Die Entwicklung der marinen Invertebratenfauna im Phanerozoikum

Die marinen wirbellosen Tiere haben im Verlaufe des Phanerozoikums eine interessante Evolution mit mehrfachen stark radiativen, z.T. geradezu explosiven Phasen und wiederholten Massenaussterbe-Phasen durchgemacht. Noch im Neoproterozoikum hatten nur wenige Familien, zumeist ohne Hartteile, existiert. Im Zuge der kambrischen Explosion stieg die Anzahl der Familien dann schnell auf 150, meist aber recht urtümliche und heute nicht mehr existierende Gruppen ("kambrische Fauna").

Entwicklung der Diversität der marinen Invertebratenfauna im Phanerozoikum.
Eingetragen sind auch die fünf größten Massenaussterbe-Events (1 Oberordovizium, 2 "Kellwasser", 3 Perm/Trias, 4 Trias/Jura, 5 Kreide/Tertiär).
Die Faunen lassen sich vom ökologischen Grundtypus her in 3 Gruppen gliedern: "kambrische", "paläozoische" und "moderne" Fauna.
Datenbasis nach Sepkoski (1981).


Ein neuer rasanter Anstieg auf etwas über 400 Familien fand im Ordovizium statt ("ordovizische Radiation"). Dies sind überwiegend Vertreter ökologisch etwas fortgeschrittenerer Grundtypen ("paläozoische Fauna"). Trotz mehrfacher Massenaussterbe-Ereignisse (Oberordovizium und Oberdevon) hielt sich das Level dann im Paläozoikum recht konstant bei etwas über 400 Familien.
An der Perm/Trias-Grenze kam es dann zu einem dramatischen Rückgang der marinen Invertebraten auf ca. 200 Familien. Seitdem ist ein kontinuierlicher Anstieg auf über 600 Familien (zumeist Vertreter der sogenannten "modernen Fauna") zu verzeichnen, mit Rückschlägen an der Trias/Jura- und an der Kreide/Paläogen-Grenze (K/T -Event).

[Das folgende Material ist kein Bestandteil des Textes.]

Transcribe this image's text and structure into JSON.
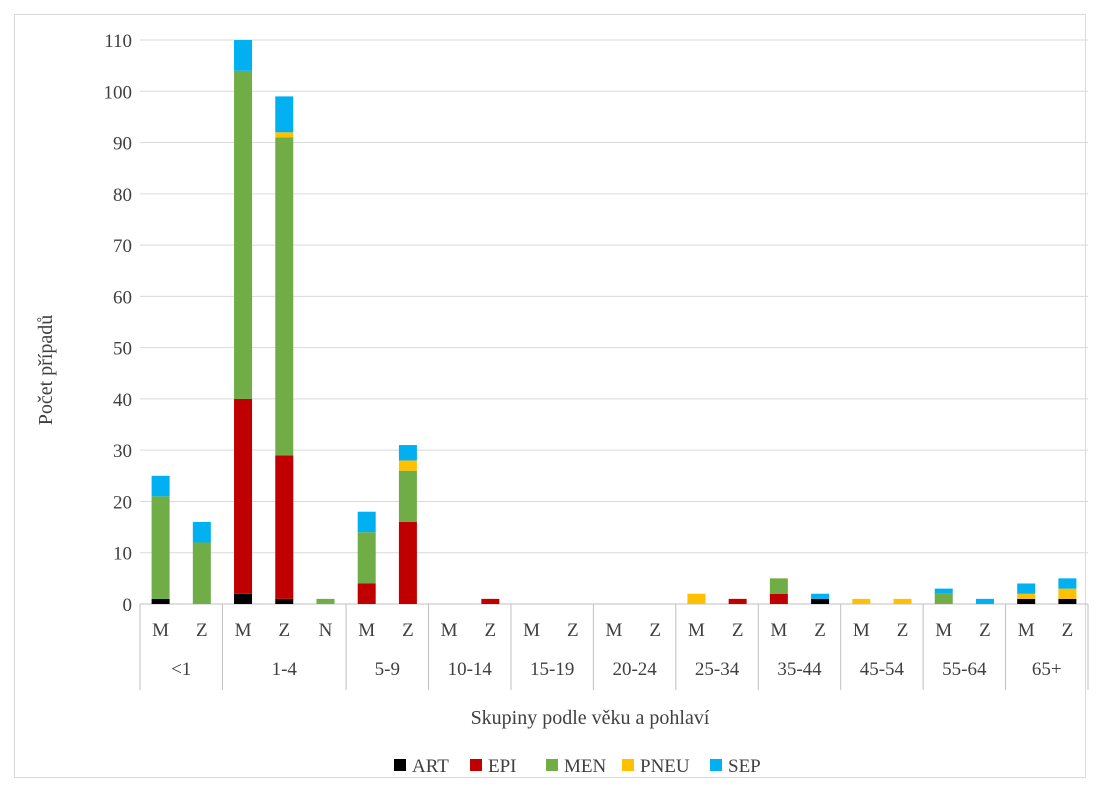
{
  "chart_data": {
    "type": "bar",
    "stacked": true,
    "ylabel": "Počet případů",
    "xlabel": "Skupiny podle věku a pohlaví",
    "ylim": [
      0,
      110
    ],
    "y_ticks": [
      0,
      10,
      20,
      30,
      40,
      50,
      60,
      70,
      80,
      90,
      100,
      110
    ],
    "grid": true,
    "legend_position": "bottom",
    "groups": [
      {
        "label": "<1",
        "sexes": [
          "M",
          "Z"
        ]
      },
      {
        "label": "1-4",
        "sexes": [
          "M",
          "Z",
          "N"
        ]
      },
      {
        "label": "5-9",
        "sexes": [
          "M",
          "Z"
        ]
      },
      {
        "label": "10-14",
        "sexes": [
          "M",
          "Z"
        ]
      },
      {
        "label": "15-19",
        "sexes": [
          "M",
          "Z"
        ]
      },
      {
        "label": "20-24",
        "sexes": [
          "M",
          "Z"
        ]
      },
      {
        "label": "25-34",
        "sexes": [
          "M",
          "Z"
        ]
      },
      {
        "label": "35-44",
        "sexes": [
          "M",
          "Z"
        ]
      },
      {
        "label": "45-54",
        "sexes": [
          "M",
          "Z"
        ]
      },
      {
        "label": "55-64",
        "sexes": [
          "M",
          "Z"
        ]
      },
      {
        "label": "65+",
        "sexes": [
          "M",
          "Z"
        ]
      }
    ],
    "series": [
      {
        "name": "ART",
        "color": "#000000",
        "values": [
          1,
          0,
          2,
          1,
          0,
          0,
          0,
          0,
          0,
          0,
          0,
          0,
          0,
          0,
          0,
          0,
          1,
          0,
          0,
          0,
          0,
          1,
          1
        ]
      },
      {
        "name": "EPI",
        "color": "#c00000",
        "values": [
          0,
          0,
          38,
          28,
          0,
          4,
          16,
          0,
          1,
          0,
          0,
          0,
          0,
          0,
          1,
          2,
          0,
          0,
          0,
          0,
          0,
          0,
          0
        ]
      },
      {
        "name": "MEN",
        "color": "#70ad47",
        "values": [
          20,
          12,
          64,
          62,
          1,
          10,
          10,
          0,
          0,
          0,
          0,
          0,
          0,
          0,
          0,
          3,
          0,
          0,
          0,
          2,
          0,
          0,
          0
        ]
      },
      {
        "name": "PNEU",
        "color": "#ffc000",
        "values": [
          0,
          0,
          0,
          1,
          0,
          0,
          2,
          0,
          0,
          0,
          0,
          0,
          0,
          2,
          0,
          0,
          0,
          1,
          1,
          0,
          0,
          1,
          2
        ]
      },
      {
        "name": "SEP",
        "color": "#00b0f0",
        "values": [
          4,
          4,
          6,
          7,
          0,
          4,
          3,
          0,
          0,
          0,
          0,
          0,
          0,
          0,
          0,
          0,
          1,
          0,
          0,
          1,
          1,
          2,
          2
        ]
      }
    ]
  }
}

Die drei großen "evolutionären" Faunen des Phanerozoikums unterscheiden sich grundsäztlich hinsichtlich der Lebensweisen ihrer Hauptvertreter (unterschiedliche "Gilden" der Lebensgemeinschaften und Nahrungsketten):

Die "kambrische Fauna" bestand v.a. aus Trilobiten, Würmern und inarticulaten Brachiopoden. Meist waren das Sedimentfresser, oft sehr flache Tiere, grabende Tiere waren nur sehr oberflächlich tätig. Die Diversität war generell gering, Räuber spielten noch keine allzu große Rolle.

Die "paläozoische Fauna" dominerte, nach erster Entstehung schon im Kambrium, seit dem Ordovizium während des gesamten restlichen Paläozoikums. Es waren v.a. articulate Brachiopoden, Crinoiden, Ostracoden, Cephalopoden und Korallen. Die Lebensgemeinschaften waren dominiert von sessilen Suspensionsfressern des Epibenthos. Räuber wurden wichtiger, waren aber eher langsam beweglich ("Wegelagerer"-Typus). Die trophischen Strukturen wurden deutlich komplexer, die Filterer reichten höher in das Wasser hinauf.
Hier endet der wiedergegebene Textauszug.